Winmarleigh Hall is a former country house located to the south of the village of Winmarleigh, Lancashire, England, now operated by PGL as an adventure centre.

==History==

The manor of Winmarleigh was bought in 1744 by Thomas Patten (died 1772) of Bank Hall, Warrington and passed down in turn through his son Thomas Patten (died 1806) and his third son Thomas Wilson-Patten (died 1826) to his second son John Wilson-Patten (1802-1892).

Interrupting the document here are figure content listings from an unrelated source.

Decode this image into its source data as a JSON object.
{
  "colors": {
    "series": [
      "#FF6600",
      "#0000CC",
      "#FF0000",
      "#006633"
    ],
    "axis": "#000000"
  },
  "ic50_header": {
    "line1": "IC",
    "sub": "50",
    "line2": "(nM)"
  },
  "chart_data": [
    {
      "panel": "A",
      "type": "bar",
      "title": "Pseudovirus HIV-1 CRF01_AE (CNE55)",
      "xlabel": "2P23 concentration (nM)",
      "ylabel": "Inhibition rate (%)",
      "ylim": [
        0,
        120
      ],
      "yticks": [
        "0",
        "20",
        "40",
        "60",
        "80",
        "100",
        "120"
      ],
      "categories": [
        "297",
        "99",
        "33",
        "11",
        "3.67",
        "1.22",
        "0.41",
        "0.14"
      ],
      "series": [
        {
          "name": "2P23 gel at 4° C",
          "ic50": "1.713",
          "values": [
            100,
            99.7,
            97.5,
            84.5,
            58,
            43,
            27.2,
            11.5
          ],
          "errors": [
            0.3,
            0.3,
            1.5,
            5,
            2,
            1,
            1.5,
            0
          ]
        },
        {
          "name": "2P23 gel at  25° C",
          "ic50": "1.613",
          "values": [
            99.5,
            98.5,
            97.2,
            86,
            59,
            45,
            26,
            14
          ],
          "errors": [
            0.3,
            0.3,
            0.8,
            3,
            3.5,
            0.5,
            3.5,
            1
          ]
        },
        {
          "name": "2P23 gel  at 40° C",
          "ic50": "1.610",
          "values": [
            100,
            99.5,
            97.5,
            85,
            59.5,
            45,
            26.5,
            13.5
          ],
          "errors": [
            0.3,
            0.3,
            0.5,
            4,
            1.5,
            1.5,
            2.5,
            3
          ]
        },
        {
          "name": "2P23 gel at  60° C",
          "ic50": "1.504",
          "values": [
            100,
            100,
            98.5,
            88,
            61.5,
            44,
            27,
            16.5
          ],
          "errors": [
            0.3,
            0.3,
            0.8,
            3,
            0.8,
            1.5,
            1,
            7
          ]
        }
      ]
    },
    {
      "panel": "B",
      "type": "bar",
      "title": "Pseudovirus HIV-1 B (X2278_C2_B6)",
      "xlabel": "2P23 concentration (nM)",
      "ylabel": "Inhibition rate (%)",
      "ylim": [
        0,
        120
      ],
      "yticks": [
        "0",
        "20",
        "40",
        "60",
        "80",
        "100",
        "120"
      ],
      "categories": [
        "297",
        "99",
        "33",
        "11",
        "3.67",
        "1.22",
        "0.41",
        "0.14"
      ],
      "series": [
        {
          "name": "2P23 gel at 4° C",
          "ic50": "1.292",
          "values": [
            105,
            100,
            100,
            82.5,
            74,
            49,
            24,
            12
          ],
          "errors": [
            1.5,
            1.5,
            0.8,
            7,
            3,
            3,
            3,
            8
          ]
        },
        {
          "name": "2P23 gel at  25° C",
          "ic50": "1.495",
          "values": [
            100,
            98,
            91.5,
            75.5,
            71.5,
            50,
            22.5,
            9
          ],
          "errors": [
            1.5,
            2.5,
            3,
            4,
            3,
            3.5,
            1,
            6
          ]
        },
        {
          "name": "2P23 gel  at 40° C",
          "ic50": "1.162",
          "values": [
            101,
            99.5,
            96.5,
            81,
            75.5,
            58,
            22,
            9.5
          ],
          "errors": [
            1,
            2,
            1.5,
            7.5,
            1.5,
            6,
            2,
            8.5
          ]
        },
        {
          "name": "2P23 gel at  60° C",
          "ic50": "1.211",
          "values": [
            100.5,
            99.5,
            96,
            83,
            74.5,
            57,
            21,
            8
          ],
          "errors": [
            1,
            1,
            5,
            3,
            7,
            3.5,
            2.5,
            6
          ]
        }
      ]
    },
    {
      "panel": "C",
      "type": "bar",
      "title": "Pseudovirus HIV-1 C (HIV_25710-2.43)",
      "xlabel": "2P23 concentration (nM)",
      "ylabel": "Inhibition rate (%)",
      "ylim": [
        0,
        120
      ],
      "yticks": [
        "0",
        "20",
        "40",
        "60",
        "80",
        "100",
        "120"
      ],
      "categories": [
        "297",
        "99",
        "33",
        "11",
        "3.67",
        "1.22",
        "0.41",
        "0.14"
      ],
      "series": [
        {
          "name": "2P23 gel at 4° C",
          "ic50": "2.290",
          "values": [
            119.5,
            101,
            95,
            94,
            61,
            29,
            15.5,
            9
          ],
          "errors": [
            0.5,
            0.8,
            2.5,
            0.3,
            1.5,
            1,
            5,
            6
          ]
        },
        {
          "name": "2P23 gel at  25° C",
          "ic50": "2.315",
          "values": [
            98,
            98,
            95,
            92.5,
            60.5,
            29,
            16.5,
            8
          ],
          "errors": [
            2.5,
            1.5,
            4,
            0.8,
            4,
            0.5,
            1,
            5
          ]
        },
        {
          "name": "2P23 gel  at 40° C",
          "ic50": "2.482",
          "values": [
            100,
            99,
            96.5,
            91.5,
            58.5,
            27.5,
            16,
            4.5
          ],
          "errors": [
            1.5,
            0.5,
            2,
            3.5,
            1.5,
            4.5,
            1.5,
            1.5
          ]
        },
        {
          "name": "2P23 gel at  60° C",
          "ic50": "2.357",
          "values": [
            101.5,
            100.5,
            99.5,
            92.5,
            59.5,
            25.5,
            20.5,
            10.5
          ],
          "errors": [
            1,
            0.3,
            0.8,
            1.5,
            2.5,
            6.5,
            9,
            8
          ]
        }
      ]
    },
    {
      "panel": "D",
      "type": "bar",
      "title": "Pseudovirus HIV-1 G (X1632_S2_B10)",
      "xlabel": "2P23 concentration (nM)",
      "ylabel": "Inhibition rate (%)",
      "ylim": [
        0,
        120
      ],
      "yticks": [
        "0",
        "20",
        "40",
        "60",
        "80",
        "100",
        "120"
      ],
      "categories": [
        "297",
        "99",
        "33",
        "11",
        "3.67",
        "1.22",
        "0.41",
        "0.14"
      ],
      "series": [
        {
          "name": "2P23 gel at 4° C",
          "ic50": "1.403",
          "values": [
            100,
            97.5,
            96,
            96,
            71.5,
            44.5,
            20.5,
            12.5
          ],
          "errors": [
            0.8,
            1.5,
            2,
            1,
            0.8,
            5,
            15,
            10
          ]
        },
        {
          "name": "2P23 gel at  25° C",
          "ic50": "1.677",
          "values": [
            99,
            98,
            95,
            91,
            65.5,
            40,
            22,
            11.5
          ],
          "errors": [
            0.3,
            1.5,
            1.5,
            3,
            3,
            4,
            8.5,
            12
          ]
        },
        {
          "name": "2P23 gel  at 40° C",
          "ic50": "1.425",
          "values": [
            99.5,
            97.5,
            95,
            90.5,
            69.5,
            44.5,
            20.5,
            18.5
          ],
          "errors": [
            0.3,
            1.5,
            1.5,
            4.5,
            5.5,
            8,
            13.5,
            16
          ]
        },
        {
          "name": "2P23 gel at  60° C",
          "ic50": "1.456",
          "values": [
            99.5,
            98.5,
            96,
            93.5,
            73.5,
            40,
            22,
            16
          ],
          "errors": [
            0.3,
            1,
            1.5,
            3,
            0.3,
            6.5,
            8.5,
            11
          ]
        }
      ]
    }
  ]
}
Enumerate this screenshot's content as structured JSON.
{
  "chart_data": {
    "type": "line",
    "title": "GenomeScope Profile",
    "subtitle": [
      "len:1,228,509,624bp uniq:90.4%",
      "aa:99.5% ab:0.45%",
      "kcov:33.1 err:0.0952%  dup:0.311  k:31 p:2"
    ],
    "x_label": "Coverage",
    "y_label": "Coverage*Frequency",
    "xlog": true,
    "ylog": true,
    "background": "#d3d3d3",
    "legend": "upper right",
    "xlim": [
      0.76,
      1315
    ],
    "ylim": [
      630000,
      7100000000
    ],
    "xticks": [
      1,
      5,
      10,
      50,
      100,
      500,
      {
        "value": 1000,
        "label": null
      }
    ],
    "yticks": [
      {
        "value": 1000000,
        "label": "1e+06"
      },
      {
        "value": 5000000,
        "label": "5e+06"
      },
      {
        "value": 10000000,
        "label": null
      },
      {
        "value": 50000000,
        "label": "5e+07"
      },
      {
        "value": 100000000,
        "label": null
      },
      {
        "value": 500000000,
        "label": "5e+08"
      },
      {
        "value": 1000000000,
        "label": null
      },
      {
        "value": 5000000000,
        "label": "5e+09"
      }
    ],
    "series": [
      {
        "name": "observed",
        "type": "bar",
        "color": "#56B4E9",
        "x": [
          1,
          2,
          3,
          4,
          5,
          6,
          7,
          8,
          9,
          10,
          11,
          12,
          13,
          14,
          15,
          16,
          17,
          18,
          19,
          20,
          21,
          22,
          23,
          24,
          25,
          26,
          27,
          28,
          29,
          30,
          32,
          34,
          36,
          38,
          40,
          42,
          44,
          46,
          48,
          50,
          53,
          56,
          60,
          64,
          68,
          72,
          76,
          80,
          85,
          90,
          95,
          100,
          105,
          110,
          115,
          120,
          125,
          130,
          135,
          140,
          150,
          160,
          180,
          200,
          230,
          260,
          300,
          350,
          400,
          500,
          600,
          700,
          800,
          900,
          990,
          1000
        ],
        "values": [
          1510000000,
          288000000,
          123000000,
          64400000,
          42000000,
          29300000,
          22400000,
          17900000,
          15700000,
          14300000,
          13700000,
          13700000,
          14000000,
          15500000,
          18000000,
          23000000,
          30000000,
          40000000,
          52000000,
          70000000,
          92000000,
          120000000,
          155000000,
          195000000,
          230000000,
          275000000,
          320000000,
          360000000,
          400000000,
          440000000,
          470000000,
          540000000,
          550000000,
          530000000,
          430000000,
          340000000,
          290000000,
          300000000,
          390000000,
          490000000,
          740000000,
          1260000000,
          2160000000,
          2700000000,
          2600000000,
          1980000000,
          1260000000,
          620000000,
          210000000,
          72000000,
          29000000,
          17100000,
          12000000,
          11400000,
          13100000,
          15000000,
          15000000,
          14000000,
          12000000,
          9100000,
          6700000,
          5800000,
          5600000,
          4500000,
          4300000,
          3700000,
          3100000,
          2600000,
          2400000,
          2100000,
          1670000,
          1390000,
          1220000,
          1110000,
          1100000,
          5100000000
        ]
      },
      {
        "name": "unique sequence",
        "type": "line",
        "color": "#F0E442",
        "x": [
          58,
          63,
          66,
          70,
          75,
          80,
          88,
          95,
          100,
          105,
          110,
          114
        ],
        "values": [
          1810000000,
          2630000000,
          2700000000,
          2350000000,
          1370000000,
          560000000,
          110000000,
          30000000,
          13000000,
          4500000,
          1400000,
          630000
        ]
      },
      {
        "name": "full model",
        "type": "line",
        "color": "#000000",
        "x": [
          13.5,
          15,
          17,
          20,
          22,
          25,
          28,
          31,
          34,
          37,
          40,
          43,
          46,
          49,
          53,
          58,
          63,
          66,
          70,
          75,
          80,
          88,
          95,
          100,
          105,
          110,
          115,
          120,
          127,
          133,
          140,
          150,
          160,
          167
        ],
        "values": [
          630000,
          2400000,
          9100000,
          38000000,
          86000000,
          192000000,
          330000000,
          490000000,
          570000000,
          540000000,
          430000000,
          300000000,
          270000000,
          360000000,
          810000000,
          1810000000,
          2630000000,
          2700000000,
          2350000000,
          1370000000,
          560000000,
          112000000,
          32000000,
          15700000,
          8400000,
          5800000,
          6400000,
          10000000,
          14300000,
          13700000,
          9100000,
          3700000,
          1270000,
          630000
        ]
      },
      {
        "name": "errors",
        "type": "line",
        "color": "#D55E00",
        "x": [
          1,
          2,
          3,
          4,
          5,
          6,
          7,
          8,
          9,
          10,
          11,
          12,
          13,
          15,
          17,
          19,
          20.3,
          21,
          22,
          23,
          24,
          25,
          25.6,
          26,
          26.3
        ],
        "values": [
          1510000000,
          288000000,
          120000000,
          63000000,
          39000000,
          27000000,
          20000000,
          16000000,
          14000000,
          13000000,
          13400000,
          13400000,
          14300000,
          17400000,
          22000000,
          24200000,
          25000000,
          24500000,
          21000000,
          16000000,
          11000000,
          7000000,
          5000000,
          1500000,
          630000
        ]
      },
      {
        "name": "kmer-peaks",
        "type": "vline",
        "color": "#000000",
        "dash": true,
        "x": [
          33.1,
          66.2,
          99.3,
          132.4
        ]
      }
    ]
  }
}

Winmarleigh Hall was built in 1871 for the latter, later the 1st Baron Winmarleigh, who had been MP for North Lancashire for 42 years and who moved here from Bank Hall, Warrington. It was designed by the Lancaster architects Paley and Austin. The house was enlarged and altered in 1915–14 by Henry Kirkley of Manchester, and altered again following a fire in 1927. Since 1998 it has been used as a children's adventure centre, and is administered by PGL.

==Architecture==

The hall is constructed in red brick with stone dressings, and is in Jacobean style. It has an L-shaped plan with a tall staircase tower. The tower originally had a pyramidal roof, but now is surmounted by a balustrade. The interior of the house is decorated with delicate plasterwork, and the windows around the staircase contain stained glass. The former morning room includes a ceiling with pendants.